After the war, Eichmann was briefly detained by American forces, but escaped.  In 1950, he left Germany for Italy and subsequently fled to Argentina, where he remained in hiding for several years.  Living under the alias, Ricardo Klement, he was captured by Israeli security agents in Buenos Aires on May 11, 1960.  He said at the time, “But I had nothing to do with killing the Jews.  I never killed a Jew, but I never killed a non-Jew either – I’ve never killed anybody.”  He returned to Israel, where he was put on trial, where he was found guilty and sentenced to death.  During that proceeding, Eichmann stated, “If they had told me that my own father was a traitor and I had to kill him, I’d have done it.  At that time I obeyed my orders without thinking, I just did as I was told.”  Israeli hangman Shalom Nagar hanged Adolf Eichmann shortly before midnight on May 31, 1962 at a prison in Ramla, Israel.  The Israelis cremated his remains and scattered the ashes in the Mediterranean.

 

Adolf Eichmann2016-03-04T20:30:31-06:00

Albert Widmann

Dr. Albert Widmann on trial after the war

SS-Sturmbannführer Dr. Albert Widmann, the son of a railroad engineer, was born in Stuttgart, Germany on June 8, 1912.  Studying at the Stuttgart Technical Institute, he received his doctorate in chemical engineering in 1938.  The year before he graduated, Widmann joined the Nazi Party.   After his schooling, Albert Widmann found himself employed with the Technical Institute for the Detection of Crime, a forensic laboratory.  By 1940, he had risen to be the institute’s chief of the section for chemical analysis.  By that time, Widmann was also a member of the SS, holding the rank of SS-Untersturmführer.

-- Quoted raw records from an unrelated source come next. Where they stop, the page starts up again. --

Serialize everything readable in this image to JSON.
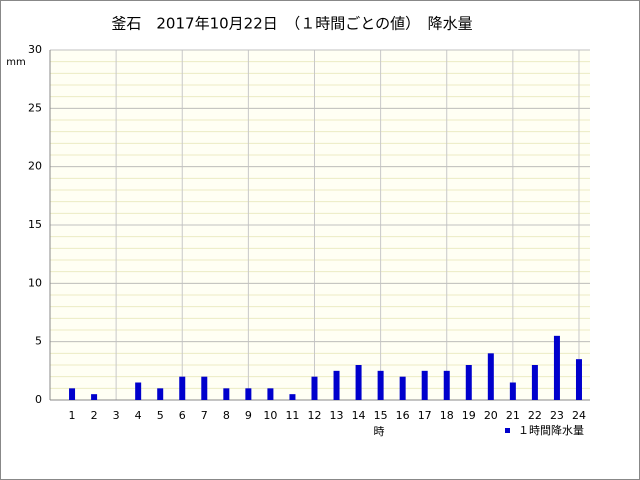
{
  "chart_data": {
    "type": "bar",
    "title": "釜石　2017年10月22日　（１時間ごとの値）　降水量",
    "y_unit": "mm",
    "x_label": "時",
    "categories": [
      "1",
      "2",
      "3",
      "4",
      "5",
      "6",
      "7",
      "8",
      "9",
      "10",
      "11",
      "12",
      "13",
      "14",
      "15",
      "16",
      "17",
      "18",
      "19",
      "20",
      "21",
      "22",
      "23",
      "24"
    ],
    "series": [
      {
        "name": "１時間降水量",
        "color": "#0000cc",
        "values": [
          1.0,
          0.5,
          0,
          1.5,
          1.0,
          2.0,
          2.0,
          1.0,
          1.0,
          1.0,
          0.5,
          2.0,
          2.5,
          3.0,
          2.5,
          2.0,
          2.5,
          2.5,
          3.0,
          4.0,
          1.5,
          3.0,
          5.5,
          3.5
        ]
      }
    ],
    "ylim": [
      0,
      30
    ],
    "yticks": [
      0,
      5,
      10,
      15,
      20,
      25,
      30
    ],
    "grid": true,
    "minor_grid_step": 1,
    "x_grid_every": 3,
    "legend": "bottom-right"
  }
}
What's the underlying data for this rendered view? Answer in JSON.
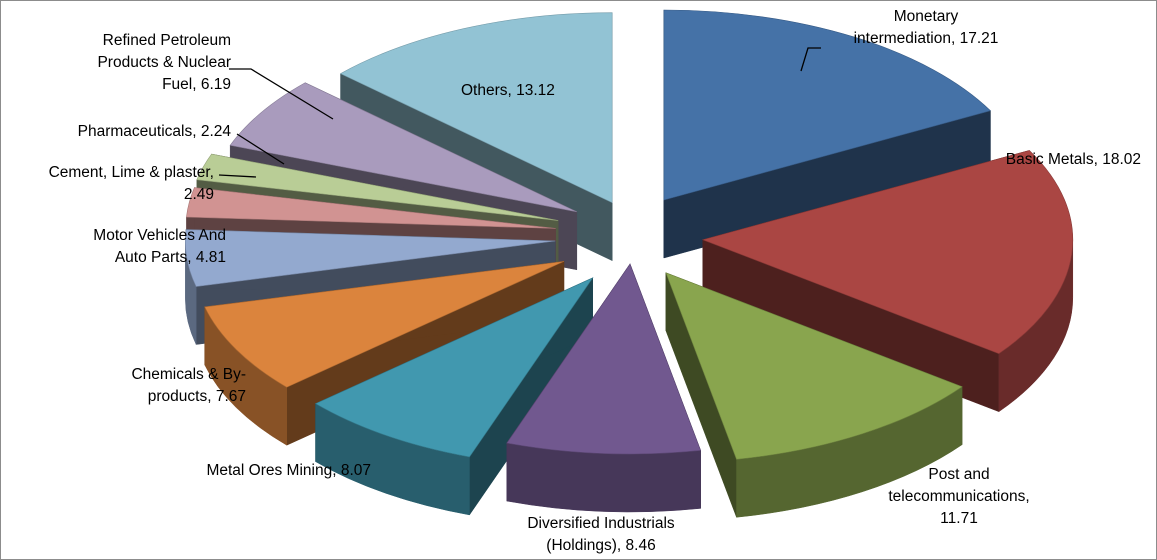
{
  "chart_data": {
    "type": "pie",
    "title": "",
    "slices": [
      {
        "label": "Monetary intermediation",
        "value": 17.21,
        "color": "#4572a7",
        "label_lines": [
          "Monetary",
          "intermediation, 17.21"
        ]
      },
      {
        "label": "Basic Metals",
        "value": 18.02,
        "color": "#aa4643",
        "label_lines": [
          "Basic Metals, 18.02"
        ]
      },
      {
        "label": "Post and telecommunications",
        "value": 11.71,
        "color": "#89a54e",
        "label_lines": [
          "Post and",
          "telecommunications,",
          "11.71"
        ]
      },
      {
        "label": "Diversified Industrials (Holdings)",
        "value": 8.46,
        "color": "#71588f",
        "label_lines": [
          "Diversified Industrials",
          "(Holdings), 8.46"
        ]
      },
      {
        "label": "Metal Ores Mining",
        "value": 8.07,
        "color": "#4198af",
        "label_lines": [
          "Metal Ores Mining, 8.07"
        ]
      },
      {
        "label": "Chemicals & By-products",
        "value": 7.67,
        "color": "#db843d",
        "label_lines": [
          "Chemicals & By-",
          "products, 7.67"
        ]
      },
      {
        "label": "Motor Vehicles And Auto Parts",
        "value": 4.81,
        "color": "#93a9cf",
        "label_lines": [
          "Motor Vehicles And",
          "Auto Parts, 4.81"
        ]
      },
      {
        "label": "Cement, Lime & plaster",
        "value": 2.49,
        "color": "#d19392",
        "label_lines": [
          "Cement, Lime & plaster,",
          "2.49"
        ]
      },
      {
        "label": "Pharmaceuticals",
        "value": 2.24,
        "color": "#b9cd96",
        "label_lines": [
          "Pharmaceuticals, 2.24"
        ]
      },
      {
        "label": "Refined Petroleum Products & Nuclear Fuel",
        "value": 6.19,
        "color": "#a99bbd",
        "label_lines": [
          "Refined Petroleum",
          "Products & Nuclear",
          "Fuel, 6.19"
        ]
      },
      {
        "label": "Others",
        "value": 13.12,
        "color": "#92c3d4",
        "label_lines": [
          "Others, 13.12"
        ]
      }
    ],
    "start_angle": "top",
    "direction": "clockwise",
    "style": "3d-exploded",
    "legend": "none"
  }
}
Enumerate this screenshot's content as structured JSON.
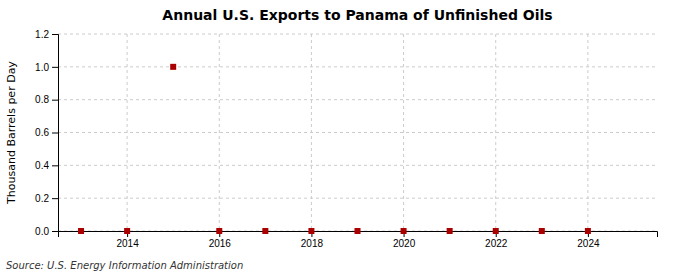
{
  "chart_data": {
    "type": "scatter",
    "title": "Annual U.S. Exports to Panama of Unfinished Oils",
    "ylabel": "Thousand Barrels per Day",
    "source": "Source: U.S. Energy Information Administration",
    "x": [
      2013,
      2014,
      2015,
      2016,
      2017,
      2018,
      2019,
      2020,
      2021,
      2022,
      2023,
      2024
    ],
    "values": [
      0.0,
      0.0,
      1.0,
      0.0,
      0.0,
      0.0,
      0.0,
      0.0,
      0.0,
      0.0,
      0.0,
      0.0
    ],
    "color": "#aa0000",
    "marker": "square",
    "xlim": [
      2012.5,
      2025.5
    ],
    "xticks": [
      2014,
      2016,
      2018,
      2020,
      2022,
      2024
    ],
    "ylim": [
      0.0,
      1.2
    ],
    "yticks": [
      {
        "value": 0.0,
        "label": "0.0"
      },
      0.2,
      0.4,
      0.6,
      0.8,
      {
        "value": 1.0,
        "label": "1.0"
      },
      1.2
    ],
    "grid": true
  }
}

Widmann’s section provided technical advice to the Nazi T4 Euthanasia Program.  He took part in the early discussions about killing methods, participated in the first carbon monoxide gassing experiment at the Brandenburg State Hospital and Nursing Home, and through the institute, obtained the necessary carbon monoxide gas and poisons for T4.  He also obtained and provided the lethal chemicals used in fatal injections in the children’s euthanasia program, sharing shared his technological knowledge with others in the T4 program that were in charge of supervising and administrating the program.  Widmann visited other T4 centers, when solutions to technical problems needed to be tested, such as, when the crematorium in Sonnenstein Euthanasia Center malfunctioned.

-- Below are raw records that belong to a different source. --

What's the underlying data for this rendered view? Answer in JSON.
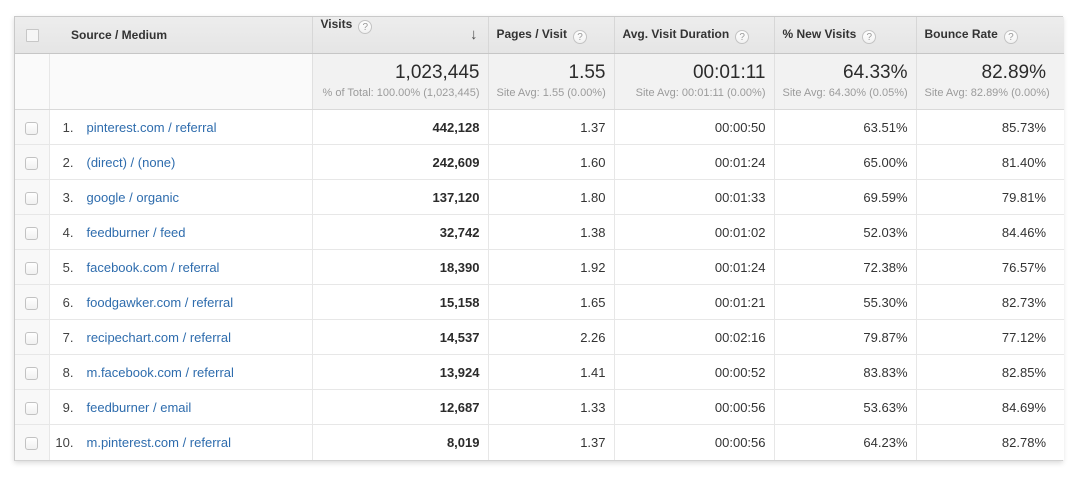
{
  "colors": {
    "link": "#2e6cad",
    "header_bg": "#e9e9e9",
    "summary_bg": "#f2f2f2",
    "row_border": "#e7e7e7",
    "value_text": "#333333",
    "subtext": "#9b9b9b"
  },
  "icons": {
    "help": "?",
    "sort_descending": "↓"
  },
  "table": {
    "columns": {
      "source": {
        "label": "Source / Medium"
      },
      "visits": {
        "label": "Visits"
      },
      "pages": {
        "label": "Pages / Visit"
      },
      "duration": {
        "label": "Avg. Visit Duration"
      },
      "new_visits": {
        "label": "% New Visits"
      },
      "bounce": {
        "label": "Bounce Rate"
      }
    },
    "summary": {
      "visits": {
        "value": "1,023,445",
        "sub": "% of Total: 100.00% (1,023,445)"
      },
      "pages": {
        "value": "1.55",
        "sub": "Site Avg: 1.55 (0.00%)"
      },
      "duration": {
        "value": "00:01:11",
        "sub": "Site Avg: 00:01:11 (0.00%)"
      },
      "new_visits": {
        "value": "64.33%",
        "sub": "Site Avg: 64.30% (0.05%)"
      },
      "bounce": {
        "value": "82.89%",
        "sub": "Site Avg: 82.89% (0.00%)"
      }
    },
    "rows": [
      {
        "rank": "1.",
        "source": "pinterest.com / referral",
        "visits": "442,128",
        "pages": "1.37",
        "duration": "00:00:50",
        "new_visits": "63.51%",
        "bounce": "85.73%"
      },
      {
        "rank": "2.",
        "source": "(direct) / (none)",
        "visits": "242,609",
        "pages": "1.60",
        "duration": "00:01:24",
        "new_visits": "65.00%",
        "bounce": "81.40%"
      },
      {
        "rank": "3.",
        "source": "google / organic",
        "visits": "137,120",
        "pages": "1.80",
        "duration": "00:01:33",
        "new_visits": "69.59%",
        "bounce": "79.81%"
      },
      {
        "rank": "4.",
        "source": "feedburner / feed",
        "visits": "32,742",
        "pages": "1.38",
        "duration": "00:01:02",
        "new_visits": "52.03%",
        "bounce": "84.46%"
      },
      {
        "rank": "5.",
        "source": "facebook.com / referral",
        "visits": "18,390",
        "pages": "1.92",
        "duration": "00:01:24",
        "new_visits": "72.38%",
        "bounce": "76.57%"
      },
      {
        "rank": "6.",
        "source": "foodgawker.com / referral",
        "visits": "15,158",
        "pages": "1.65",
        "duration": "00:01:21",
        "new_visits": "55.30%",
        "bounce": "82.73%"
      },
      {
        "rank": "7.",
        "source": "recipechart.com / referral",
        "visits": "14,537",
        "pages": "2.26",
        "duration": "00:02:16",
        "new_visits": "79.87%",
        "bounce": "77.12%"
      },
      {
        "rank": "8.",
        "source": "m.facebook.com / referral",
        "visits": "13,924",
        "pages": "1.41",
        "duration": "00:00:52",
        "new_visits": "83.83%",
        "bounce": "82.85%"
      },
      {
        "rank": "9.",
        "source": "feedburner / email",
        "visits": "12,687",
        "pages": "1.33",
        "duration": "00:00:56",
        "new_visits": "53.63%",
        "bounce": "84.69%"
      },
      {
        "rank": "10.",
        "source": "m.pinterest.com / referral",
        "visits": "8,019",
        "pages": "1.37",
        "duration": "00:00:56",
        "new_visits": "64.23%",
        "bounce": "82.78%"
      }
    ]
  }
}
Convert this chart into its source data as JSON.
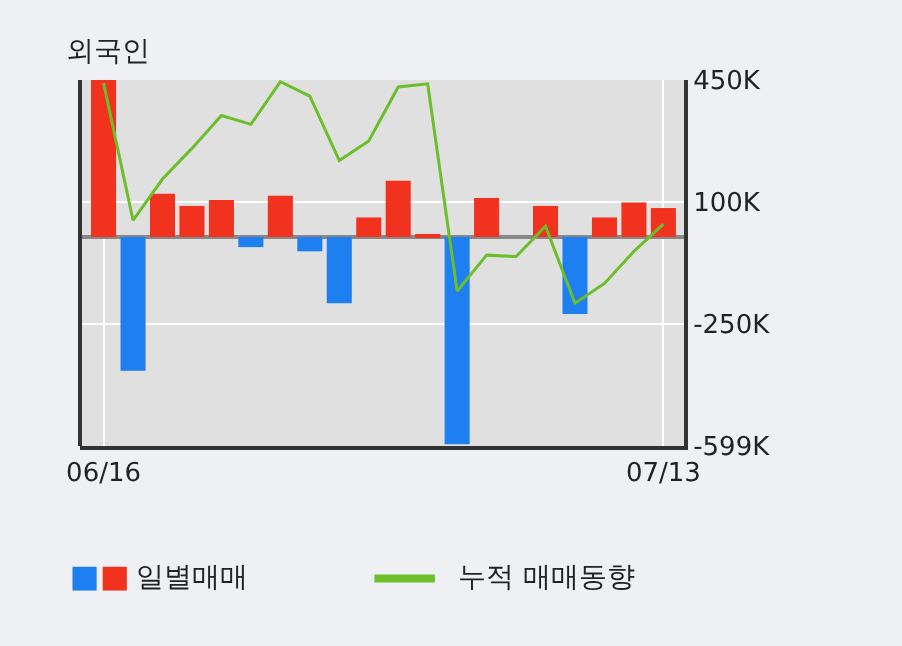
{
  "chart_data": {
    "type": "bar",
    "title": "외국인",
    "categories": [
      "06/16",
      null,
      null,
      null,
      null,
      null,
      null,
      null,
      null,
      null,
      null,
      null,
      null,
      null,
      null,
      null,
      null,
      null,
      null,
      "07/13"
    ],
    "series": [
      {
        "name": "일별매매",
        "values": [
          450,
          -383,
          124,
          89,
          106,
          -29,
          118,
          -41,
          -190,
          56,
          161,
          6,
          -594,
          112,
          0,
          89,
          -221,
          56,
          99,
          83
        ],
        "colors": [
          "#f0321e",
          "#1e7ff0",
          "#f0321e",
          "#f0321e",
          "#f0321e",
          "#1e7ff0",
          "#f0321e",
          "#1e7ff0",
          "#1e7ff0",
          "#f0321e",
          "#f0321e",
          "#f0321e",
          "#1e7ff0",
          "#f0321e",
          "#f0321e",
          "#f0321e",
          "#1e7ff0",
          "#f0321e",
          "#f0321e",
          "#f0321e"
        ]
      },
      {
        "type": "line",
        "name": "누적 매매동향",
        "color": "#6cbf2a",
        "values": [
          441,
          48,
          166,
          254,
          348,
          323,
          445,
          404,
          219,
          275,
          430,
          439,
          -155,
          -52,
          -56,
          31,
          -190,
          -133,
          -41,
          37
        ]
      }
    ],
    "ylim": [
      -599,
      450
    ],
    "yticks": [
      {
        "value": 450,
        "label": "450K"
      },
      {
        "value": 100,
        "label": "100K"
      },
      {
        "value": -250,
        "label": "-250K"
      },
      {
        "value": -599,
        "label": "-599K"
      }
    ],
    "grid": true,
    "legend": "bottom"
  }
}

In Russia, Dr. Widmann and Arthur Nebe conducted an experiment using explosives as the killing agent.  They locked 25 mentally ill patients in two bunkers in a forest outside of Minsk.  The first explosion did not kill every victim and it took so much time preparing the second explosive charge that the results were deemed unsatisfactory.  Several days later, they conducted an experiment with poison gas in Mogilev.  SS personnel hermetically sealed a room with twenty to thirty of the insane patients in the local lunatic asylum.  Two pipes were then driven into the wall and attached by Dr. Widmann to the exhaust pipe of a car parked outside.  A driver turned the car engine on and Widmann ensured that the exhaust began seeping into the room.  However, after eight minutes, the people in the room were still alive.  A second car was connected to the second pipe and through simultaneous operation, and a few minutes later, all those in the room were dead.

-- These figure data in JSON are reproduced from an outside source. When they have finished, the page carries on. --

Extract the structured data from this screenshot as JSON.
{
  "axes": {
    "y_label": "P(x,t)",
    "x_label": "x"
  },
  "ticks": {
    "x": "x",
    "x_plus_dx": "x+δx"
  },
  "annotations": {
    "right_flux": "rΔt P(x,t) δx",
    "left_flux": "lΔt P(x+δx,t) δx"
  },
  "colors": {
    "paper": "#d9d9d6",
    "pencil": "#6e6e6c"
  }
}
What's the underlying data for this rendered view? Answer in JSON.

Widmann reportedly conducted other experiments back in Germany at the Sachsenhausen concentration camp, along with Dr. Joachim Mrugowsky, concerning testing poisoned ammunition on prisoners – most of the tests ended in death.

After the war, Dr. Albert Widmann fled Berlin to Austria and finally returned to Stuttgart.  He took a job with a paint company and ended up as the chief chemist.  Widmann avoided prosecution until 1959.  He served only six years and six months in jail for his crimes.  Dr. Albert Widmann died in Stammheim on December 24, 1986.